Both images of Pluto and Charon were obtained when New Horizons soared towards its closest approach to Pluto and its quintet of mysterious moon-worlds on July 14, 2015. The image of Charon was taken from a range of 46,091 miles and Pluto from 22,025 miles. Each is a single color MVIC scan, with no additional data from other New Horizons instruments or imagers added.

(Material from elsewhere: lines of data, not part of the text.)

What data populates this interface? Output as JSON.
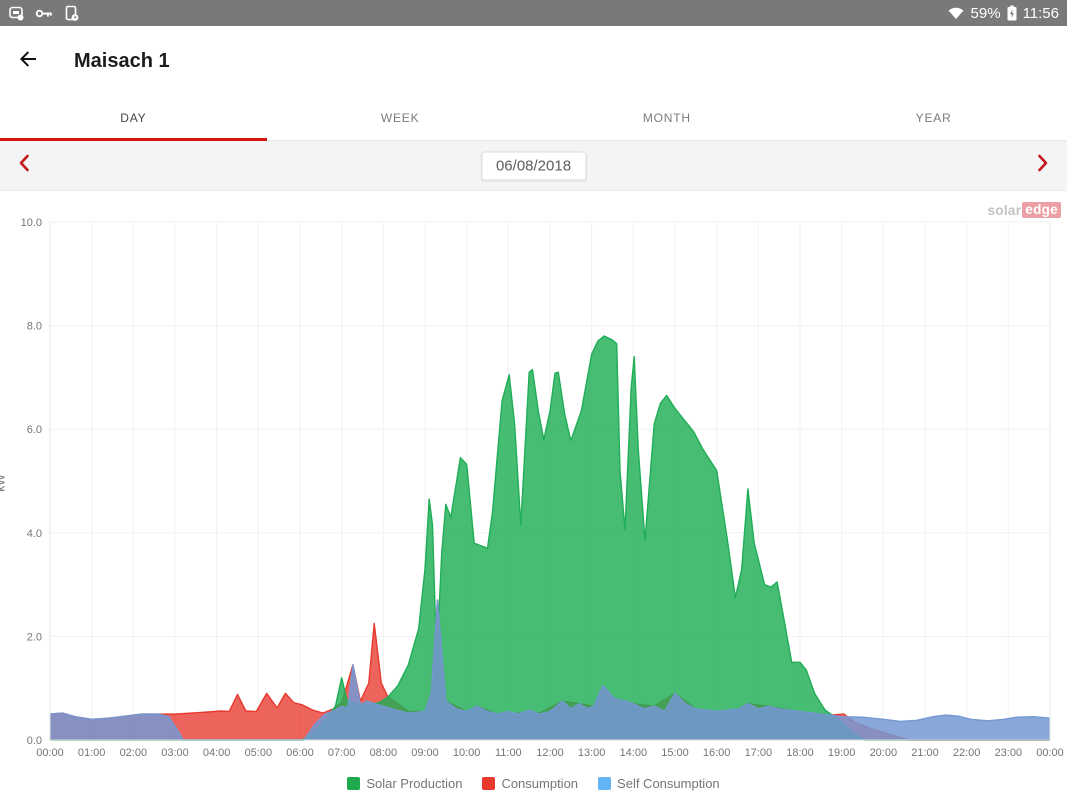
{
  "status_bar": {
    "battery_percent": "59%",
    "time": "11:56"
  },
  "header": {
    "title": "Maisach 1"
  },
  "tabs": [
    {
      "label": "DAY",
      "active": true
    },
    {
      "label": "WEEK",
      "active": false
    },
    {
      "label": "MONTH",
      "active": false
    },
    {
      "label": "YEAR",
      "active": false
    }
  ],
  "date_nav": {
    "date": "06/08/2018"
  },
  "watermark": {
    "part1": "solar",
    "part2": "edge"
  },
  "accent_color": "#d3150f",
  "chart_data": {
    "type": "area",
    "title": "",
    "ylabel": "kW",
    "ylim": [
      0,
      10
    ],
    "yticks": [
      "0.0",
      "2.0",
      "4.0",
      "6.0",
      "8.0",
      "10.0"
    ],
    "xlim": [
      0,
      24
    ],
    "xtick_hours": [
      0,
      1,
      2,
      3,
      4,
      5,
      6,
      7,
      8,
      9,
      10,
      11,
      12,
      13,
      14,
      15,
      16,
      17,
      18,
      19,
      20,
      21,
      22,
      23,
      24
    ],
    "xtick_labels": [
      "00:00",
      "01:00",
      "02:00",
      "03:00",
      "04:00",
      "05:00",
      "06:00",
      "07:00",
      "08:00",
      "09:00",
      "10:00",
      "11:00",
      "12:00",
      "13:00",
      "14:00",
      "15:00",
      "16:00",
      "17:00",
      "18:00",
      "19:00",
      "20:00",
      "21:00",
      "22:00",
      "23:00",
      "00:00"
    ],
    "grid": true,
    "legend_position": "bottom",
    "series": [
      {
        "name": "Consumption",
        "color": "#e8392e",
        "fill_opacity": 0.78,
        "points": [
          [
            0,
            0.5
          ],
          [
            0.3,
            0.52
          ],
          [
            0.6,
            0.45
          ],
          [
            1.0,
            0.4
          ],
          [
            1.4,
            0.42
          ],
          [
            1.8,
            0.46
          ],
          [
            2.2,
            0.5
          ],
          [
            2.6,
            0.5
          ],
          [
            3.0,
            0.5
          ],
          [
            3.4,
            0.52
          ],
          [
            3.8,
            0.54
          ],
          [
            4.1,
            0.56
          ],
          [
            4.3,
            0.55
          ],
          [
            4.5,
            0.88
          ],
          [
            4.7,
            0.56
          ],
          [
            4.95,
            0.55
          ],
          [
            5.2,
            0.9
          ],
          [
            5.45,
            0.62
          ],
          [
            5.65,
            0.9
          ],
          [
            5.85,
            0.72
          ],
          [
            6.05,
            0.68
          ],
          [
            6.3,
            0.58
          ],
          [
            6.55,
            0.52
          ],
          [
            6.8,
            0.6
          ],
          [
            7.0,
            0.72
          ],
          [
            7.27,
            1.45
          ],
          [
            7.45,
            0.75
          ],
          [
            7.65,
            1.1
          ],
          [
            7.78,
            2.25
          ],
          [
            7.95,
            1.1
          ],
          [
            8.1,
            0.85
          ],
          [
            8.3,
            0.72
          ],
          [
            8.6,
            0.55
          ],
          [
            9.0,
            0.55
          ],
          [
            9.15,
            0.9
          ],
          [
            9.3,
            2.7
          ],
          [
            9.5,
            0.75
          ],
          [
            10.0,
            0.55
          ],
          [
            10.25,
            0.65
          ],
          [
            10.75,
            0.5
          ],
          [
            11.25,
            0.52
          ],
          [
            11.75,
            0.52
          ],
          [
            12.3,
            0.75
          ],
          [
            12.7,
            0.7
          ],
          [
            13.05,
            0.65
          ],
          [
            13.27,
            1.05
          ],
          [
            13.55,
            0.8
          ],
          [
            14.0,
            0.7
          ],
          [
            14.5,
            0.65
          ],
          [
            15.0,
            0.9
          ],
          [
            15.5,
            0.6
          ],
          [
            16.0,
            0.55
          ],
          [
            16.55,
            0.6
          ],
          [
            16.75,
            0.7
          ],
          [
            17.25,
            0.65
          ],
          [
            17.75,
            0.58
          ],
          [
            18.25,
            0.52
          ],
          [
            18.75,
            0.48
          ],
          [
            19.05,
            0.5
          ],
          [
            19.3,
            0.35
          ],
          [
            19.7,
            0.22
          ],
          [
            20.1,
            0.12
          ],
          [
            20.6,
            0
          ],
          [
            24,
            0
          ]
        ]
      },
      {
        "name": "Solar Production",
        "color": "#1fae56",
        "fill_opacity": 0.82,
        "points": [
          [
            0,
            0
          ],
          [
            6.05,
            0
          ],
          [
            6.3,
            0.12
          ],
          [
            6.6,
            0.38
          ],
          [
            6.85,
            0.65
          ],
          [
            7.0,
            1.2
          ],
          [
            7.12,
            0.78
          ],
          [
            7.35,
            0.7
          ],
          [
            7.6,
            0.68
          ],
          [
            7.9,
            0.72
          ],
          [
            8.1,
            0.82
          ],
          [
            8.35,
            1.05
          ],
          [
            8.6,
            1.45
          ],
          [
            8.85,
            2.15
          ],
          [
            9.0,
            3.3
          ],
          [
            9.1,
            4.65
          ],
          [
            9.18,
            4.15
          ],
          [
            9.28,
            1.5
          ],
          [
            9.4,
            3.6
          ],
          [
            9.5,
            4.55
          ],
          [
            9.62,
            4.3
          ],
          [
            9.85,
            5.45
          ],
          [
            10.0,
            5.32
          ],
          [
            10.18,
            3.8
          ],
          [
            10.5,
            3.7
          ],
          [
            10.62,
            4.4
          ],
          [
            10.85,
            6.55
          ],
          [
            11.02,
            7.05
          ],
          [
            11.15,
            6.1
          ],
          [
            11.3,
            4.15
          ],
          [
            11.5,
            7.1
          ],
          [
            11.58,
            7.15
          ],
          [
            11.72,
            6.35
          ],
          [
            11.85,
            5.8
          ],
          [
            12.0,
            6.35
          ],
          [
            12.12,
            7.08
          ],
          [
            12.2,
            7.1
          ],
          [
            12.35,
            6.3
          ],
          [
            12.5,
            5.78
          ],
          [
            12.75,
            6.35
          ],
          [
            13.0,
            7.45
          ],
          [
            13.15,
            7.7
          ],
          [
            13.3,
            7.8
          ],
          [
            13.5,
            7.72
          ],
          [
            13.6,
            7.65
          ],
          [
            13.68,
            5.2
          ],
          [
            13.8,
            4.05
          ],
          [
            13.95,
            6.8
          ],
          [
            14.02,
            7.4
          ],
          [
            14.12,
            5.6
          ],
          [
            14.28,
            3.85
          ],
          [
            14.5,
            6.1
          ],
          [
            14.65,
            6.5
          ],
          [
            14.8,
            6.65
          ],
          [
            15.0,
            6.4
          ],
          [
            15.2,
            6.2
          ],
          [
            15.45,
            5.95
          ],
          [
            15.68,
            5.6
          ],
          [
            16.0,
            5.2
          ],
          [
            16.25,
            3.9
          ],
          [
            16.45,
            2.75
          ],
          [
            16.6,
            3.3
          ],
          [
            16.75,
            4.85
          ],
          [
            16.9,
            3.8
          ],
          [
            17.15,
            3.0
          ],
          [
            17.3,
            2.95
          ],
          [
            17.45,
            3.05
          ],
          [
            17.6,
            2.4
          ],
          [
            17.8,
            1.5
          ],
          [
            18.0,
            1.5
          ],
          [
            18.15,
            1.35
          ],
          [
            18.35,
            0.9
          ],
          [
            18.6,
            0.58
          ],
          [
            19.0,
            0.35
          ],
          [
            19.3,
            0.12
          ],
          [
            19.55,
            0
          ],
          [
            24,
            0
          ]
        ]
      },
      {
        "name": "Self Consumption",
        "color": "#7498d2",
        "fill_opacity": 0.85,
        "points": [
          [
            0,
            0.5
          ],
          [
            0.3,
            0.52
          ],
          [
            0.6,
            0.45
          ],
          [
            1.0,
            0.4
          ],
          [
            1.4,
            0.42
          ],
          [
            1.8,
            0.46
          ],
          [
            2.2,
            0.5
          ],
          [
            2.6,
            0.5
          ],
          [
            2.85,
            0.45
          ],
          [
            3.05,
            0.2
          ],
          [
            3.2,
            0
          ],
          [
            6.1,
            0
          ],
          [
            6.35,
            0.3
          ],
          [
            6.6,
            0.5
          ],
          [
            6.85,
            0.58
          ],
          [
            7.0,
            0.65
          ],
          [
            7.15,
            0.62
          ],
          [
            7.27,
            1.45
          ],
          [
            7.45,
            0.68
          ],
          [
            7.6,
            0.75
          ],
          [
            7.8,
            0.7
          ],
          [
            8.0,
            0.65
          ],
          [
            8.3,
            0.58
          ],
          [
            8.6,
            0.52
          ],
          [
            9.0,
            0.55
          ],
          [
            9.15,
            0.9
          ],
          [
            9.3,
            2.7
          ],
          [
            9.5,
            0.75
          ],
          [
            9.75,
            0.6
          ],
          [
            10.0,
            0.55
          ],
          [
            10.25,
            0.65
          ],
          [
            10.5,
            0.55
          ],
          [
            10.75,
            0.5
          ],
          [
            11.0,
            0.55
          ],
          [
            11.25,
            0.5
          ],
          [
            11.5,
            0.58
          ],
          [
            11.75,
            0.5
          ],
          [
            12.0,
            0.55
          ],
          [
            12.3,
            0.75
          ],
          [
            12.5,
            0.6
          ],
          [
            12.7,
            0.7
          ],
          [
            12.9,
            0.6
          ],
          [
            13.05,
            0.65
          ],
          [
            13.27,
            1.05
          ],
          [
            13.55,
            0.8
          ],
          [
            13.8,
            0.75
          ],
          [
            14.0,
            0.7
          ],
          [
            14.25,
            0.6
          ],
          [
            14.5,
            0.65
          ],
          [
            14.75,
            0.55
          ],
          [
            15.0,
            0.9
          ],
          [
            15.25,
            0.7
          ],
          [
            15.5,
            0.6
          ],
          [
            16.0,
            0.55
          ],
          [
            16.3,
            0.58
          ],
          [
            16.55,
            0.6
          ],
          [
            16.75,
            0.7
          ],
          [
            17.0,
            0.6
          ],
          [
            17.25,
            0.65
          ],
          [
            17.5,
            0.6
          ],
          [
            18.0,
            0.55
          ],
          [
            18.5,
            0.5
          ],
          [
            19.0,
            0.45
          ],
          [
            19.5,
            0.44
          ],
          [
            20.0,
            0.4
          ],
          [
            20.4,
            0.36
          ],
          [
            20.8,
            0.38
          ],
          [
            21.2,
            0.45
          ],
          [
            21.5,
            0.48
          ],
          [
            21.8,
            0.46
          ],
          [
            22.1,
            0.4
          ],
          [
            22.5,
            0.37
          ],
          [
            22.9,
            0.4
          ],
          [
            23.2,
            0.44
          ],
          [
            23.6,
            0.45
          ],
          [
            24,
            0.42
          ]
        ]
      }
    ],
    "legend": [
      {
        "label": "Solar Production",
        "color": "#1fa94e"
      },
      {
        "label": "Consumption",
        "color": "#e8392e"
      },
      {
        "label": "Self Consumption",
        "color": "#64b5f6"
      }
    ]
  }
}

The most fascinating features on both Pluto and Charon are clearly visible, from the bright expanse of Pluto’s nitrogen-and-methane-ice laden big “heart” (Sputnik Planitia), to Charon’s reddish north-polar region (Modor Macula).
Preparations are currently underway for New Horizons’ upcoming encounter with 2014 MU69, recently nicknamed Ultima Thule–meaning “beyond the known world”. This close encounter, with the most distant object as yet visited by a spacecraft, is scheduled for January 1, 2019. The historic meeting between New Horizons and the mysterious little KBO will take place a billion miles farther from our Sun than Pluto. Today, approximately 3.8 billion miles from Earth–over 40 times farther from our Star than Earth–the spacecraft is operating normally and will start obtaining long-distance observations and measurements of Ultima in late August 2018.
“Even as we celebrate the third anniversary of the historic exploration of the Pluto system–the most distant worlds ever explored–we’re looking forward to the far more distant and record-shattering exploration of Ultima Thule, just five months from now,” Dr. Stern commented to the press on July 20, 2018.